The planet Venus will pass in front of the sun next week in a rare astronomical phenomenon. The transit will be visible from most parts of the Earth as a small black dot moving across the face of the sun. For most humans currently alive, this will be the last chance to see the planetary event which is predicted to next recur in 2117.
Our sister planet Venus will be exactly aligned between Earth and the Sun for 6 hours and 40 minutes starting at 6:04pm Eastern Daylight Time on Tuesday 5th June. Viewers in North and South American will be able to see the first few hours of its journey across the face of the sun. Europeans will catch the last moments of the transit after the sun rises on Wednesday morning there. The whole spectacle will only be visible during daylight hours to some places in Australia and East Asia.

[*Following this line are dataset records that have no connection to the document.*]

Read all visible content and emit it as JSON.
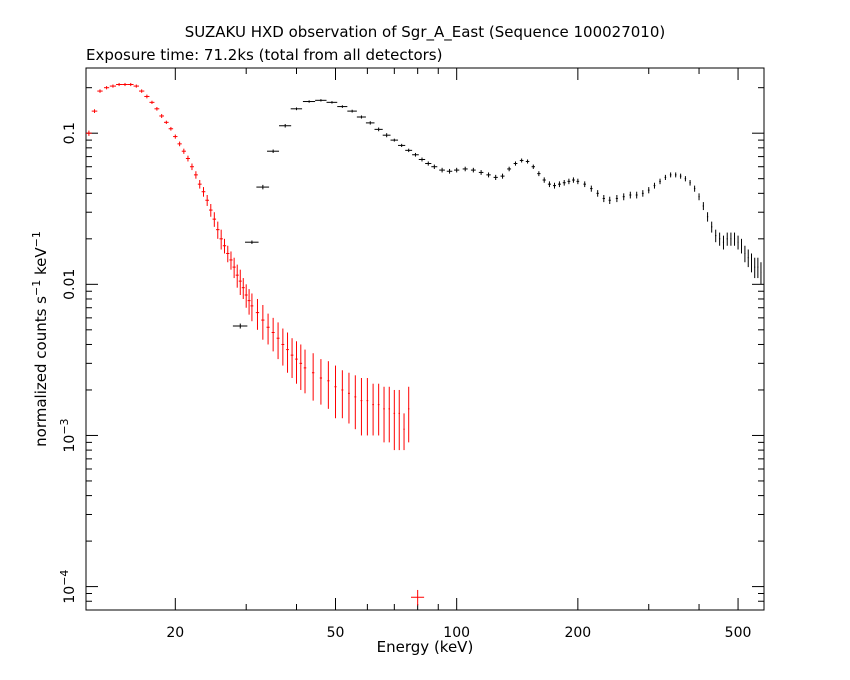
{
  "chart_data": {
    "type": "scatter",
    "title": "SUZAKU HXD observation of Sgr_A_East (Sequence 100027010)",
    "subtitle": "Exposure time: 71.2ks (total from all detectors)",
    "xlabel": "Energy (keV)",
    "ylabel": "normalized counts s^-1 keV^-1",
    "ylabel_parts": {
      "main": "normalized counts s",
      "exp1": "−1",
      "mid": " keV",
      "exp2": "−1"
    },
    "xscale": "log",
    "yscale": "log",
    "xlim": [
      12,
      580
    ],
    "ylim": [
      7e-05,
      0.27
    ],
    "x_ticks": [
      {
        "value": 20,
        "label": "20"
      },
      {
        "value": 50,
        "label": "50"
      },
      {
        "value": 100,
        "label": "100"
      },
      {
        "value": 200,
        "label": "200"
      },
      {
        "value": 500,
        "label": "500"
      }
    ],
    "y_ticks": [
      {
        "value": 0.1,
        "label": "0.1",
        "base": "",
        "exp": ""
      },
      {
        "value": 0.01,
        "label": "0.01",
        "base": "",
        "exp": ""
      },
      {
        "value": 0.001,
        "label": "",
        "base": "10",
        "exp": "−3"
      },
      {
        "value": 0.0001,
        "label": "",
        "base": "10",
        "exp": "−4"
      }
    ],
    "grid": false,
    "series": [
      {
        "color": "#ff0000",
        "points": [
          [
            12.2,
            0.1,
            0.2,
            0.004
          ],
          [
            12.6,
            0.14,
            0.2,
            0.004
          ],
          [
            13.0,
            0.19,
            0.2,
            0.005
          ],
          [
            13.5,
            0.2,
            0.2,
            0.005
          ],
          [
            14.0,
            0.205,
            0.25,
            0.005
          ],
          [
            14.5,
            0.21,
            0.25,
            0.005
          ],
          [
            15.0,
            0.21,
            0.25,
            0.005
          ],
          [
            15.5,
            0.21,
            0.25,
            0.005
          ],
          [
            16.0,
            0.205,
            0.25,
            0.005
          ],
          [
            16.5,
            0.19,
            0.25,
            0.005
          ],
          [
            17.0,
            0.175,
            0.25,
            0.005
          ],
          [
            17.5,
            0.16,
            0.25,
            0.004
          ],
          [
            18.0,
            0.145,
            0.25,
            0.004
          ],
          [
            18.5,
            0.13,
            0.25,
            0.004
          ],
          [
            19.0,
            0.118,
            0.25,
            0.003
          ],
          [
            19.5,
            0.107,
            0.25,
            0.003
          ],
          [
            20.0,
            0.095,
            0.25,
            0.003
          ],
          [
            20.5,
            0.085,
            0.25,
            0.003
          ],
          [
            21.0,
            0.076,
            0.25,
            0.003
          ],
          [
            21.5,
            0.068,
            0.25,
            0.003
          ],
          [
            22.0,
            0.06,
            0.25,
            0.003
          ],
          [
            22.5,
            0.053,
            0.25,
            0.003
          ],
          [
            23.0,
            0.046,
            0.25,
            0.003
          ],
          [
            23.5,
            0.041,
            0.25,
            0.003
          ],
          [
            24.0,
            0.036,
            0.25,
            0.003
          ],
          [
            24.5,
            0.031,
            0.25,
            0.003
          ],
          [
            25.0,
            0.027,
            0.25,
            0.003
          ],
          [
            25.5,
            0.023,
            0.25,
            0.003
          ],
          [
            26.0,
            0.02,
            0.25,
            0.003
          ],
          [
            26.5,
            0.018,
            0.25,
            0.002
          ],
          [
            27.0,
            0.016,
            0.25,
            0.002
          ],
          [
            27.5,
            0.0145,
            0.25,
            0.002
          ],
          [
            28.0,
            0.013,
            0.25,
            0.002
          ],
          [
            28.5,
            0.0115,
            0.25,
            0.002
          ],
          [
            29.0,
            0.0105,
            0.25,
            0.002
          ],
          [
            29.5,
            0.0095,
            0.25,
            0.0015
          ],
          [
            30.0,
            0.0085,
            0.25,
            0.0015
          ],
          [
            30.5,
            0.0078,
            0.25,
            0.0015
          ],
          [
            31.0,
            0.0072,
            0.25,
            0.0015
          ],
          [
            32.0,
            0.0065,
            0.3,
            0.0015
          ],
          [
            33.0,
            0.0058,
            0.3,
            0.0015
          ],
          [
            34.0,
            0.0052,
            0.3,
            0.0012
          ],
          [
            35.0,
            0.0048,
            0.3,
            0.0012
          ],
          [
            36.0,
            0.0044,
            0.3,
            0.0012
          ],
          [
            37.0,
            0.004,
            0.3,
            0.0011
          ],
          [
            38.0,
            0.0037,
            0.3,
            0.0011
          ],
          [
            39.0,
            0.0034,
            0.3,
            0.001
          ],
          [
            40.0,
            0.0032,
            0.3,
            0.001
          ],
          [
            41.0,
            0.003,
            0.3,
            0.001
          ],
          [
            42.0,
            0.0028,
            0.3,
            0.0009
          ],
          [
            44.0,
            0.0026,
            0.3,
            0.0009
          ],
          [
            46.0,
            0.0024,
            0.3,
            0.0008
          ],
          [
            48.0,
            0.0023,
            0.3,
            0.0008
          ],
          [
            50.0,
            0.0021,
            0.3,
            0.0008
          ],
          [
            52.0,
            0.002,
            0.3,
            0.0007
          ],
          [
            54.0,
            0.0019,
            0.3,
            0.0007
          ],
          [
            56.0,
            0.0018,
            0.3,
            0.0007
          ],
          [
            58.0,
            0.0017,
            0.3,
            0.0007
          ],
          [
            60.0,
            0.0017,
            0.3,
            0.0007
          ],
          [
            62.0,
            0.0016,
            0.3,
            0.0006
          ],
          [
            64.0,
            0.0016,
            0.3,
            0.0006
          ],
          [
            66.0,
            0.0015,
            0.3,
            0.0006
          ],
          [
            68.0,
            0.0015,
            0.3,
            0.0006
          ],
          [
            70.0,
            0.0014,
            0.3,
            0.0006
          ],
          [
            72.0,
            0.0014,
            0.3,
            0.0006
          ],
          [
            74.0,
            0.0011,
            0.3,
            0.0003
          ],
          [
            76.0,
            0.0015,
            0.3,
            0.0006
          ],
          [
            80.0,
            8.5e-05,
            3.0,
            1e-05
          ]
        ]
      },
      {
        "color": "#000000",
        "points": [
          [
            29.0,
            0.0053,
            1.2,
            0.0002
          ],
          [
            31.0,
            0.019,
            1.2,
            0.0005
          ],
          [
            33.0,
            0.044,
            1.2,
            0.0015
          ],
          [
            35.0,
            0.076,
            1.2,
            0.002
          ],
          [
            37.5,
            0.112,
            1.3,
            0.003
          ],
          [
            40.0,
            0.145,
            1.3,
            0.003
          ],
          [
            43.0,
            0.162,
            1.5,
            0.003
          ],
          [
            46.0,
            0.165,
            1.5,
            0.003
          ],
          [
            49.0,
            0.16,
            1.5,
            0.003
          ],
          [
            52.0,
            0.15,
            1.5,
            0.003
          ],
          [
            55.0,
            0.14,
            1.5,
            0.003
          ],
          [
            58.0,
            0.128,
            1.5,
            0.003
          ],
          [
            61.0,
            0.117,
            1.5,
            0.003
          ],
          [
            64.0,
            0.106,
            1.5,
            0.003
          ],
          [
            67.0,
            0.097,
            1.5,
            0.003
          ],
          [
            70.0,
            0.09,
            1.5,
            0.002
          ],
          [
            73.0,
            0.083,
            1.5,
            0.002
          ],
          [
            76.0,
            0.077,
            1.5,
            0.002
          ],
          [
            79.0,
            0.072,
            1.5,
            0.002
          ],
          [
            82.0,
            0.067,
            1.5,
            0.002
          ],
          [
            85.0,
            0.063,
            1.5,
            0.002
          ],
          [
            88.0,
            0.06,
            1.5,
            0.002
          ],
          [
            92.0,
            0.057,
            1.5,
            0.002
          ],
          [
            96.0,
            0.056,
            1.5,
            0.002
          ],
          [
            100.0,
            0.057,
            1.5,
            0.002
          ],
          [
            105.0,
            0.058,
            1.5,
            0.002
          ],
          [
            110.0,
            0.057,
            1.5,
            0.002
          ],
          [
            115.0,
            0.055,
            1.5,
            0.002
          ],
          [
            120.0,
            0.053,
            1.5,
            0.002
          ],
          [
            125.0,
            0.051,
            1.5,
            0.002
          ],
          [
            130.0,
            0.052,
            1.5,
            0.002
          ],
          [
            135.0,
            0.058,
            1.5,
            0.002
          ],
          [
            140.0,
            0.063,
            1.5,
            0.002
          ],
          [
            145.0,
            0.066,
            1.5,
            0.002
          ],
          [
            150.0,
            0.065,
            1.5,
            0.002
          ],
          [
            155.0,
            0.06,
            1.5,
            0.002
          ],
          [
            160.0,
            0.054,
            1.5,
            0.002
          ],
          [
            165.0,
            0.049,
            1.5,
            0.002
          ],
          [
            170.0,
            0.046,
            1.5,
            0.002
          ],
          [
            175.0,
            0.045,
            1.5,
            0.002
          ],
          [
            180.0,
            0.046,
            1.5,
            0.002
          ],
          [
            185.0,
            0.047,
            1.5,
            0.002
          ],
          [
            190.0,
            0.048,
            1.5,
            0.002
          ],
          [
            195.0,
            0.049,
            1.5,
            0.002
          ],
          [
            200.0,
            0.048,
            1.5,
            0.002
          ],
          [
            208.0,
            0.046,
            1.5,
            0.002
          ],
          [
            216.0,
            0.043,
            1.5,
            0.002
          ],
          [
            224.0,
            0.04,
            1.5,
            0.002
          ],
          [
            232.0,
            0.037,
            1.5,
            0.002
          ],
          [
            240.0,
            0.036,
            1.5,
            0.002
          ],
          [
            250.0,
            0.037,
            1.5,
            0.002
          ],
          [
            260.0,
            0.038,
            1.5,
            0.002
          ],
          [
            270.0,
            0.039,
            1.5,
            0.002
          ],
          [
            280.0,
            0.039,
            1.5,
            0.002
          ],
          [
            290.0,
            0.04,
            1.5,
            0.002
          ],
          [
            300.0,
            0.042,
            1.5,
            0.002
          ],
          [
            310.0,
            0.045,
            1.5,
            0.002
          ],
          [
            320.0,
            0.048,
            1.5,
            0.002
          ],
          [
            330.0,
            0.051,
            1.5,
            0.002
          ],
          [
            340.0,
            0.053,
            1.5,
            0.002
          ],
          [
            350.0,
            0.053,
            1.5,
            0.002
          ],
          [
            360.0,
            0.052,
            1.5,
            0.002
          ],
          [
            370.0,
            0.05,
            1.5,
            0.002
          ],
          [
            380.0,
            0.047,
            1.5,
            0.002
          ],
          [
            390.0,
            0.043,
            1.5,
            0.002
          ],
          [
            400.0,
            0.038,
            1.5,
            0.002
          ],
          [
            410.0,
            0.033,
            1.5,
            0.002
          ],
          [
            420.0,
            0.028,
            1.5,
            0.002
          ],
          [
            430.0,
            0.024,
            1.5,
            0.002
          ],
          [
            440.0,
            0.021,
            1.5,
            0.002
          ],
          [
            450.0,
            0.02,
            1.5,
            0.002
          ],
          [
            460.0,
            0.019,
            1.5,
            0.002
          ],
          [
            470.0,
            0.02,
            1.5,
            0.002
          ],
          [
            480.0,
            0.02,
            1.5,
            0.002
          ],
          [
            490.0,
            0.02,
            1.5,
            0.002
          ],
          [
            500.0,
            0.019,
            1.5,
            0.002
          ],
          [
            510.0,
            0.018,
            1.5,
            0.002
          ],
          [
            520.0,
            0.016,
            1.5,
            0.002
          ],
          [
            530.0,
            0.015,
            1.5,
            0.002
          ],
          [
            540.0,
            0.014,
            1.5,
            0.002
          ],
          [
            550.0,
            0.013,
            1.5,
            0.002
          ],
          [
            560.0,
            0.013,
            1.5,
            0.002
          ],
          [
            570.0,
            0.012,
            1.5,
            0.002
          ]
        ]
      }
    ]
  }
}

The transit of Venus is much rarer than solar or lunar eclipse, having happened only 7 times since the invention of the telescope. Pairs of transits occur 8 years apart, but with roughly 130 years between pairs. So the last transit was in 2004, but before that none had taken place since 1872 and 1884. The next pair will be 2117 and 2125.
Astrologers consider Venus, similar to the Earth in size, weight and gravity, to be one of the most important planets, and this event is being closely watched. “On the surface of it, together the Sun and Venus mean something very successful and powerful, but on this occasion they might just SAVE THE PLANET!” said British astrologer Alison Chester Lambert. She pointed out that previous Venus transits had taken place during times of revolution and upheaval, “We are heading for a Spiritual Revolution by the looks of it.”
Opthalmological associations have issued reminders of the dangers of looking straight into the sun. As with eclipses, it is extremely dangerous to observe this phenomenon directly without eye protection. The best ways of looking at the transit are indirectly using a pinhole camera or with professional eye protection such as high strength welder’s goggles or a telescope fitted with a proper filter.